La société touarègue est hiérarchisée : du sommet à la base, elle comporte une aristocratie guerrière, des vassaux, des religieux à titre collectif, des artisans et un groupe servile, lui-même
divisé en divers niveaux selon son origine. Chaque " confédération " est composée de ces différentes strates, avec à sa tête un chef supérieur (amenokal) toujours issu d'une même tribu et dont le
pouvoir est matérialisé par un tambour de guerre (ttobol ou ettebel). Le " chameau " (en fait, le dromadaire) est associé à l'aristocratie, alors que la vache, et plus encore le petit bétail -
brebis et chèvres - sont liés aux classes plébéiennes ou serves.
Les Touareg sont des berbérophones et font partie de ce grand ensemble berbère qui va du Maroc à l'Égypte. Leur langue constitue la pierre angulaire de cette société hiérarchisée, diverse dans
ses différentes composantes. Les Touareg possèdent aussi une écriture dont les caractères tifinagh, gravés sur de nombreux rochers, sont souvent difficiles à déchiffrer. Il existe un alphabet
tifinagh toujours utilisé, qui sert principalement à rédiger des messages courts, des épitaphes et des déclarations amoureuses.

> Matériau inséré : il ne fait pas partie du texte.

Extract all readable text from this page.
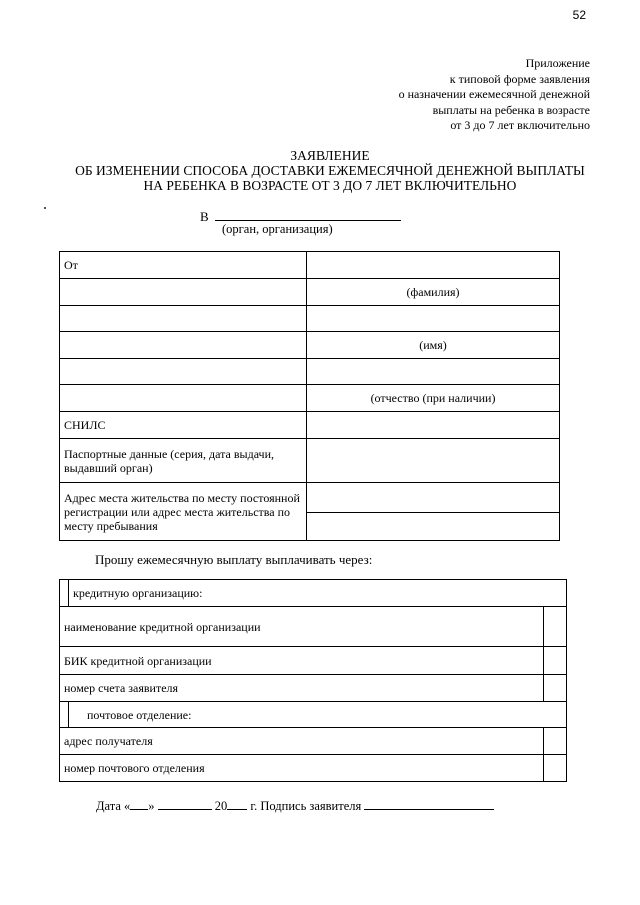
52
Приложение
к типовой форме заявления
о назначении ежемесячной денежной
выплаты на ребенка в возрасте
от 3 до 7 лет включительно
ЗАЯВЛЕНИЕ
ОБ ИЗМЕНЕНИИ СПОСОБА ДОСТАВКИ ЕЖЕМЕСЯЧНОЙ ДЕНЕЖНОЙ ВЫПЛАТЫ
НА РЕБЕНКА В ВОЗРАСТЕ ОТ 3 ДО 7 ЛЕТ ВКЛЮЧИТЕЛЬНО
В
(орган, организация)
От	
	(фамилия)

	(имя)

	(отчество (при наличии)
СНИЛС	
Паспортные данные (серия, дата выдачи, выдавший орган)	
Адрес места жительства по месту постоянной регистрации или адрес места жительства по месту пребывания	

Прошу ежемесячную выплату выплачивать через:
	кредитную организацию:	
наименование кредитной организации		
БИК кредитной организации		
номер счета заявителя		
	почтовое отделение:	
адрес получателя		
номер почтового отделения		
Дата « »	20 г. Подпись заявителя
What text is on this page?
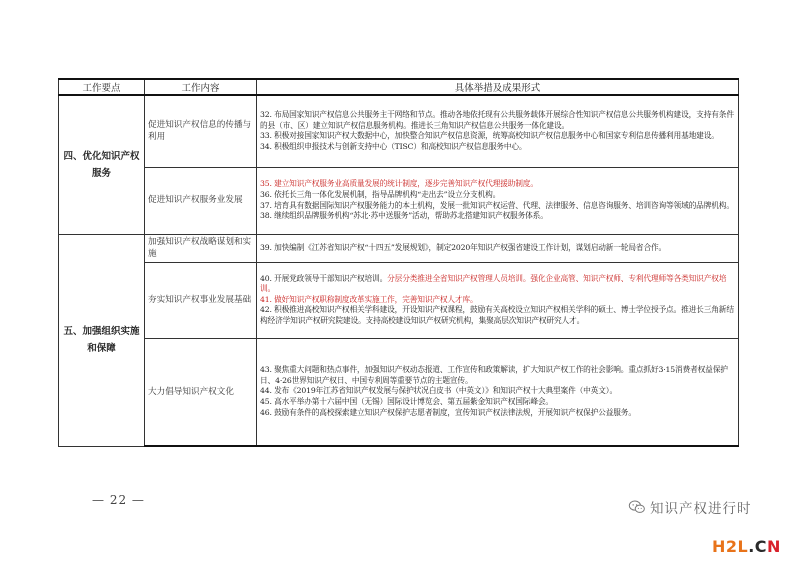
工作要点	工作内容	具体举措及成果形式
四、优化知识产权服务	促进知识产权信息的传播与利用	32. 布局国家知识产权信息公共服务主干网络和节点。推动各地依托现有公共服务载体开展综合性知识产权信息公共服务机构建设，支持有条件的县（市、区）建立知识产权信息服务机构。推进长三角知识产权信息公共服务一体化建设。
33. 积极对接国家知识产权大数据中心，加快整合知识产权信息资源，统筹高校知识产权信息服务中心和国家专利信息传播利用基地建设。
34. 积极组织申报技术与创新支持中心（TISC）和高校知识产权信息服务中心。

	促进知识产权服务业发展	35. 建立知识产权服务业高质量发展的统计制度，逐步完善知识产权代理援助制度。
36. 依托长三角一体化发展机制，指导品牌机构“走出去”设立分支机构。
37. 培育具有数据国际知识产权服务能力的本土机构，发展一批知识产权运营、代理、法律服务、信息咨询服务、培训咨询等领域的品牌机构。
38. 继续组织品牌服务机构“苏北·苏中送服务”活动，帮助苏北搭建知识产权服务体系。

五、加强组织实施和保障	加强知识产权战略谋划和实施	39. 加快编制《江苏省知识产权“十四五”发展规划》，制定2020年知识产权强省建设工作计划，谋划启动新一轮局省合作。

	夯实知识产权事业发展基础	40. 开展党政领导干部知识产权培训。分层分类推进全省知识产权管理人员培训。强化企业高管、知识产权师、专利代理师等各类知识产权培训。
41. 做好知识产权职称制度改革实施工作，完善知识产权人才库。
42. 积极推进高校知识产权相关学科建设，开设知识产权课程，鼓励有关高校设立知识产权相关学科的硕士、博士学位授予点。推进长三角新结构经济学知识产权研究院建设。支持高校建设知识产权研究机构，集聚高层次知识产权研究人才。

	大力倡导知识产权文化	43. 聚焦重大问题和热点事件，加强知识产权动态报道、工作宣传和政策解读，扩大知识产权工作的社会影响。重点抓好3·15消费者权益保护日、4·26世界知识产权日、中国专利周等重要节点的主题宣传。
44. 发布《2019年江苏省知识产权发展与保护状况白皮书（中英文）》和知识产权十大典型案件（中英文）。
45. 高水平举办第十六届中国（无锡）国际设计博览会、第五届紫金知识产权国际峰会。
46. 鼓励有条件的高校探索建立知识产权保护志愿者制度，宣传知识产权法律法规，开展知识产权保护公益服务。
— 22 —
知识产权进行时
H2L.CN
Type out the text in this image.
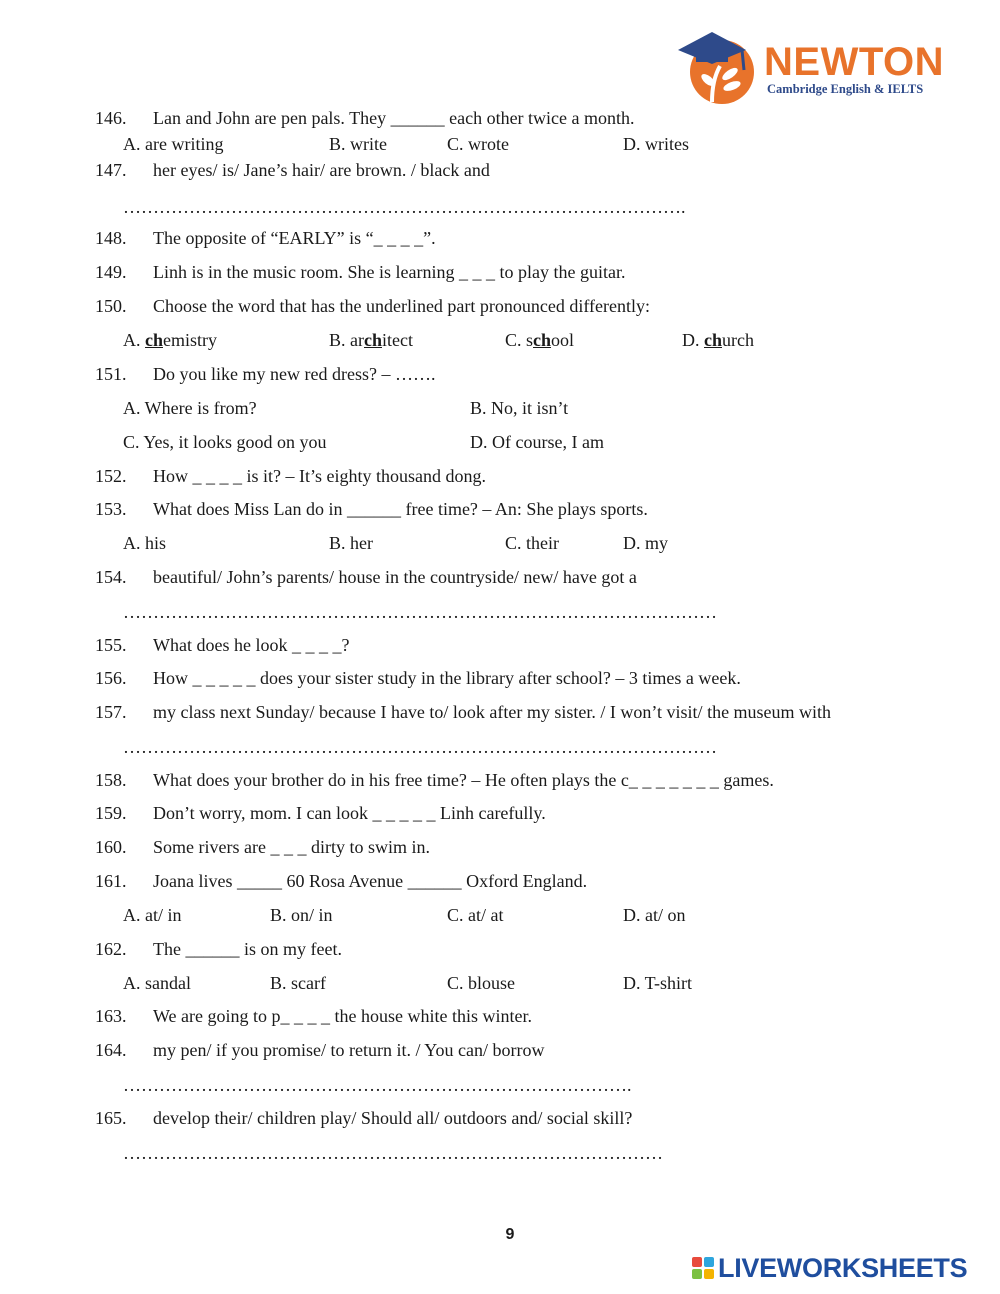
NEWTON
Cambridge English & IELTS
146. Lan and John are pen pals. They ______ each other twice a month.
A. are writing	B. write	C. wrote	D. writes
147. her eyes/ is/ Jane’s hair/ are brown. / black and
………………………………………………………………………………….
148. The opposite of “EARLY” is “_ _ _ _”.
149. Linh is in the music room. She is learning _ _ _ to play the guitar.
150. Choose the word that has the underlined part pronounced differently:
A. chemistry	B. architect	C. school	D. church
151. Do you like my new red dress? – …….
A. Where is from?	B. No, it isn’t
C. Yes, it looks good on you	D. Of course, I am
152. How _ _ _ _ is it? – It’s eighty thousand dong.
153. What does Miss Lan do in ______ free time? – An: She plays sports.
A. his	B. her	C. their	D. my
154. beautiful/ John’s parents/ house in the countryside/ new/ have got a
………………………………………………………………………………………
155. What does he look _ _ _ _?
156. How _ _ _ _ _ does your sister study in the library after school? – 3 times a week.
157. my class next Sunday/ because I have to/ look after my sister. / I won’t visit/ the museum with
………………………………………………………………………………………
158. What does your brother do in his free time? – He often plays the c_ _ _ _ _ _ _ games.
159. Don’t worry, mom. I can look _ _ _ _ _ Linh carefully.
160. Some rivers are _ _ _ dirty to swim in.
161. Joana lives _____ 60 Rosa Avenue ______ Oxford England.
A. at/ in	B. on/ in	C. at/ at	D. at/ on
162. The ______ is on my feet.
A. sandal	B. scarf	C. blouse	D. T-shirt
163. We are going to p_ _ _ _ the house white this winter.
164. my pen/ if you promise/ to return it. / You can/ borrow
………………………………………………………………………….
165. develop their/ children play/ Should all/ outdoors and/ social skill?
………………………………………………………………………………
9
LIVEWORKSHEETS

Le voile de tête (tagelmust) des hommes fait partie des usages propres aux Touareg. Il est honteux de se dévoiler en public ; devant toute personne à qui il doit le respect, un homme jeune ne
doit laisser filtrer le regard qu'à travers une fente de son voile, et il doit introduire son verre de thé sous le voile, sans découvrir sa bouche. Ce voile protège les muqueuses du vent mais,
plus encore, soustrait les orifices faciaux aux assauts des génies malfaisants.
2.2
Littérature orale
La littérature orale est très riche, avec des devinettes, des proverbes, des contes, qui ne diffèrent guère de ceux des autres civilisations ; on y retrouve la même sagesse populaire incarnée
dans les thèmes de la vie pastorale et nomade. La poésie constitue le point fort de cette littérature, avec des pièces lyriques qui évoquent l'amour, la mort et la nostalgie de l'absence et de la
femme aimée ; ces poèmes rappellent aussi les grandes batailles du passé et les exploits des héros. Les poètes sont des hommes de toute condition, parfois des femmes. Événements actuels,
migration et révolte sont les nouveaux thèmes des jeunes générations.
2.3
Culture matérielle
Les artisans sont de fidèles conservateurs du patrimoine. Ce sont eux qui reproduisent les objets de la vie domestique ou pastorale (coupes, louches et cuillères en bois, lits ou poteaux sculptés
des tentes), les bijoux en argent qui ont conquis le marché touristique (dont la croix d'Agadez ...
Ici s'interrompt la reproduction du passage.